Arter’s ‘The Roving Eye’ exhibition takes a fascinating look at Southeast Asia
by Kaya Genç
ISTANBULOct 04, 2014 - 12:00 am GMT+3
by Kaya Genç
Oct 04, 2014 12:00 am
Curated by Iola Lenzi, ‘The Roving Eye: Contemporary Art From Southeast Asia’ exhibition presents more than 40 works by 36 of Southeast Asia’s most innovative contemporary artists
In the 1910s, the 6th Municipal District Office architect Petraki Meymaridis Efendi built an impressive building on İstiklal Avenue. It was christened Meymaret Han during the Republican Era. Last week, I found myself in the basement of this building where Araya Rasdjarmrearnsook's three-channel video, "Thai Medley" was shown in a dark room. The video was so impressive that I couldn't take my eyes off it. The Thai artist sings about love to unclaimed cadavers in a morgue. These are poor people, among the poorest in the country, and they lay there totally forgotten by the world. Apparently no one came to pay for their funeral. "The work attests to Araya's artistic commitment to the poor, the lonely and the voiceless." This is from the catalogue of "The Roving Eye: Contemporary Art From Southeast Asia," a group exhibition that runs until Jan. 4, 2015, in ARTER, the beautiful building that was once known as Meymaret Han.
The exhibition's curator, Iola Lenzi, is a researcher who focuses on Southeast Asian contemporary art. In an essay published in the exhibition book, Lenzi writes about how the label "southeast Asia" was produced only in recent times. The label's function is to force the observer to look at this geography in relation to other geo-political players. According to Lenzi, a new way of looking at the world has emerged in Southeast Asia from the 1970s onward. The 36 artists of "The Roving Eye" from Malaysia, Myanmar, Singapore, the Philippines, Thailand, Cambodia and Vietnam represent that new approach.
On display in the entrance floor is Lee Wen's "Ping-Pong Go Round," "a formal and conceptual subversion of ping-pong, played around a donut-shaped table instead of the standard rectangle." Numerous high school students seized paddles when I was visiting the exhibition last week. But their attempts at playing ping-pong at the heart of İstiklal Avenue failed. Lee Wen makes clear that it is the table that defines the game and one simply can't play ping-pong on a donut-shaped table, although it is fun to try.
FX Harsono's three-channel video, "Purification" looks at pluralism, religion and capitalism. The industrial setting of a factory, the political atmosphere of a demonstration and the ritualistic atmosphere of Muslims performing Islamic prayers are presented through a documentary framework which "encapsulates a busy, messy, culturally motional Indonesia that in its obliquely critical view of ideologies of purity, counters exclusion."

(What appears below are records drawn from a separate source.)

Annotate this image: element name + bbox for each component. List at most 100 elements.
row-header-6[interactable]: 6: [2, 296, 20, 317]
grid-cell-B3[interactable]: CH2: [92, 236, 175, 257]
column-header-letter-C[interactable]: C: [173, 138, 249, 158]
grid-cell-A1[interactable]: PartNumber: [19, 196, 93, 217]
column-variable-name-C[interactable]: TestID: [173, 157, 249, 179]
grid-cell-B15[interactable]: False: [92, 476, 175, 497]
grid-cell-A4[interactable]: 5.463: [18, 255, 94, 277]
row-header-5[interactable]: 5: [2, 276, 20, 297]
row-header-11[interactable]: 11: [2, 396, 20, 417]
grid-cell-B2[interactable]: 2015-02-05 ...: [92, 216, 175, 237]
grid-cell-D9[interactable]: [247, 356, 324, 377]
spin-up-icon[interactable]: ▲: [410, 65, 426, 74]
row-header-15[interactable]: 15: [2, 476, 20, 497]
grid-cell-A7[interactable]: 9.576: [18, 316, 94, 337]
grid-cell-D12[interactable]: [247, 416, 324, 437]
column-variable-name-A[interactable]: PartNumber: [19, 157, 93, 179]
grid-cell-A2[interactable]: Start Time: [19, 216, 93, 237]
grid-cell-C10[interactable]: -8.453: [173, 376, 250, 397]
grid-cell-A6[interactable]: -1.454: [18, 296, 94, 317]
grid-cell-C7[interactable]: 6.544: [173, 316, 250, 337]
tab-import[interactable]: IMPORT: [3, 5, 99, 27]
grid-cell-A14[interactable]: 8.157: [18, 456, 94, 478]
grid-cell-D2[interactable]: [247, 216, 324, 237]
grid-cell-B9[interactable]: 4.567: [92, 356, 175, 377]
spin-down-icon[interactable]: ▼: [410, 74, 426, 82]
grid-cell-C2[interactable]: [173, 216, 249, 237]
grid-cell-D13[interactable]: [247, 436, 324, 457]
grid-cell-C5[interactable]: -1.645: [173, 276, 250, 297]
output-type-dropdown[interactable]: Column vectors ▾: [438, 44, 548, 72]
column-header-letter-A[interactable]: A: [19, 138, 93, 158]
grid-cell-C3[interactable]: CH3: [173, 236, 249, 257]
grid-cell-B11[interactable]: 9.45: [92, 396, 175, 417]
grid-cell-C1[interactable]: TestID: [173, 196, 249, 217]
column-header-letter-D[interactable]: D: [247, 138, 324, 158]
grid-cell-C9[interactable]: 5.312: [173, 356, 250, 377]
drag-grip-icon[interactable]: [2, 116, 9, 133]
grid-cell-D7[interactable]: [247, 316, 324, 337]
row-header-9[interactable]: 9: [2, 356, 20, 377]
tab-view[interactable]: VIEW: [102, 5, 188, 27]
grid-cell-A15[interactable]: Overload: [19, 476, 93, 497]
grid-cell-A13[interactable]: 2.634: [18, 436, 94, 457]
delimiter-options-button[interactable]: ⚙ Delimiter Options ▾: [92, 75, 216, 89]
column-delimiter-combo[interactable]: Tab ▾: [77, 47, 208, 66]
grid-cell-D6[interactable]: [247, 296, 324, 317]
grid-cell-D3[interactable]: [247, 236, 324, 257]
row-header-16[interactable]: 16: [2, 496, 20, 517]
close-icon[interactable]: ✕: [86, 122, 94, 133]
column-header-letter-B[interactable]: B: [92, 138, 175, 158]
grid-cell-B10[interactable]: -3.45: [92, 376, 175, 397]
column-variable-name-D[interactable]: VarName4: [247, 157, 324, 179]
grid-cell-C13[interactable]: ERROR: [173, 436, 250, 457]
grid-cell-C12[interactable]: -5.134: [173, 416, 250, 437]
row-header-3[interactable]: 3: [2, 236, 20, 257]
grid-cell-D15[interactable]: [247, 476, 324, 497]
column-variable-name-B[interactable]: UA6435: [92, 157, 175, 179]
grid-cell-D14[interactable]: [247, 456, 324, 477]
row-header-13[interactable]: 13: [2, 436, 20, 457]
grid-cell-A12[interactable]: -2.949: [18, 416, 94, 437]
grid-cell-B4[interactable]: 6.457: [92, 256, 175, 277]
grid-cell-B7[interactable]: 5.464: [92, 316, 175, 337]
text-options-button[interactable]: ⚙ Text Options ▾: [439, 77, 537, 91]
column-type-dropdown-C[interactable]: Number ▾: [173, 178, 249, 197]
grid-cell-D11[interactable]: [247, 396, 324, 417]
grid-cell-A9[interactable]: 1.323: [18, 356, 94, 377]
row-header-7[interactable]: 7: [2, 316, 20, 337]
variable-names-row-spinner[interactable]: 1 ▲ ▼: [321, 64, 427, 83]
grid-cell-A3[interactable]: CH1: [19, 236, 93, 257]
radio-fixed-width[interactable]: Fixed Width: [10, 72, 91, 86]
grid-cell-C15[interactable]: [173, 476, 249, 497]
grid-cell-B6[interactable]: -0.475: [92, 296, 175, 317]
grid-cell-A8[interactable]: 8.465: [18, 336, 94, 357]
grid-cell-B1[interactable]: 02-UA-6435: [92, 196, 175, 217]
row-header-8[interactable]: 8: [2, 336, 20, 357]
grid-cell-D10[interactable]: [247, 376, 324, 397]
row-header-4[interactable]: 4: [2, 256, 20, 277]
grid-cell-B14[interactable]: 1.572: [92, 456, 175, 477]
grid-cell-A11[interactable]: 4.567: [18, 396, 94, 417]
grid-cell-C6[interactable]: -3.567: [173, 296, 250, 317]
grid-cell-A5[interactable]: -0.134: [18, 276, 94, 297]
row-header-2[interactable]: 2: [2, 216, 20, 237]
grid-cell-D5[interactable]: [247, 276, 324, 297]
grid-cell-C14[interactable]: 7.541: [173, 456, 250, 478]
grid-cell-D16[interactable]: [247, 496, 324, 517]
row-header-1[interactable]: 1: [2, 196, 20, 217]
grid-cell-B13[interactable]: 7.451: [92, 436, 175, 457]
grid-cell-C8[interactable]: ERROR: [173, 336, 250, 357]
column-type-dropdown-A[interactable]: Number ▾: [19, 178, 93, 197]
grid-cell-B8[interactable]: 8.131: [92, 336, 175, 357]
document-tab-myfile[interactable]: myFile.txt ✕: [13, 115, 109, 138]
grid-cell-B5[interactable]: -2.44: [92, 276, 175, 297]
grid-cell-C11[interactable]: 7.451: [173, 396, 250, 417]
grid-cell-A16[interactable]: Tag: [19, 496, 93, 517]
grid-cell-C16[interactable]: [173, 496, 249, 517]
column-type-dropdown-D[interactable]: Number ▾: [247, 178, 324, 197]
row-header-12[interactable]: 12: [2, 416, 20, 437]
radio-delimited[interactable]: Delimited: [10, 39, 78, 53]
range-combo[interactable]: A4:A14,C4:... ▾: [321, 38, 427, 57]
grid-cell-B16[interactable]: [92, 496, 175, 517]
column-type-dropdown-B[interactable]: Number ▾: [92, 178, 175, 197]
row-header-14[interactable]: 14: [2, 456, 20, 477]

Tay Wei Leng's "Out of Place" series which focus on China's struggle to assimilate Hong Kong is timely, given that thousands of protestors have blocked Hong Kong's streets last week in order to voice their desire to democratically elect the city's leader. After Britain handed Hong Kong in 1997, China had guaranteed special freedoms for the city; pro-democracy activists demanded to elect their city's leader directly, rather than have Beijing appoint a politician. Tay Wei Leng's photographs follow the lives of educated migrants from China to capitalist Hong Kong who struggle "to reconcile their understanding of Chineseness with Hong Kong's seemingly foreign Chineseness." Another Hong Kong-related work is Vu Dan Tan's "Money" series. One of the most important artists in the contemporary Vietnamese art scene (he died in 2009) Vu Dan Tan uses Hong Kong dollars, among other national currencies, to "poke a sacred national institution from a host of vantage points." The radical subversion of various currencies result in a reconsideration of the very concept of national symbols and the ideology that lies behind them.
On the second floor there is a little room designed by the Singapore based artist collective Vertical Submarine. A wooden desk, a desk lamp and a book are among the few objects placed in the "Mirrors and Copulation" project. On the face of it, a mirror is hung on the wall on the right: when I looked at it, I saw the mirror-image of the room I was in. But there was a problem. My own image did not appear on the mirror. How could that be? As I double checked whether the mirror was genuine and reflected everything in the room, I was even more confused. The solution of this riddle is a simple one. The mirror is an illusion: there is another room adjacent to the one I was standing in. What I thought as a mirror was in fact a little window that showed the other room where all the objects of the first room were carefully placed to create the illusion of a mirror image. This playful and cunning idea stayed with me as I left the ARTER building and walked among the crowds in İstiklal Avenue.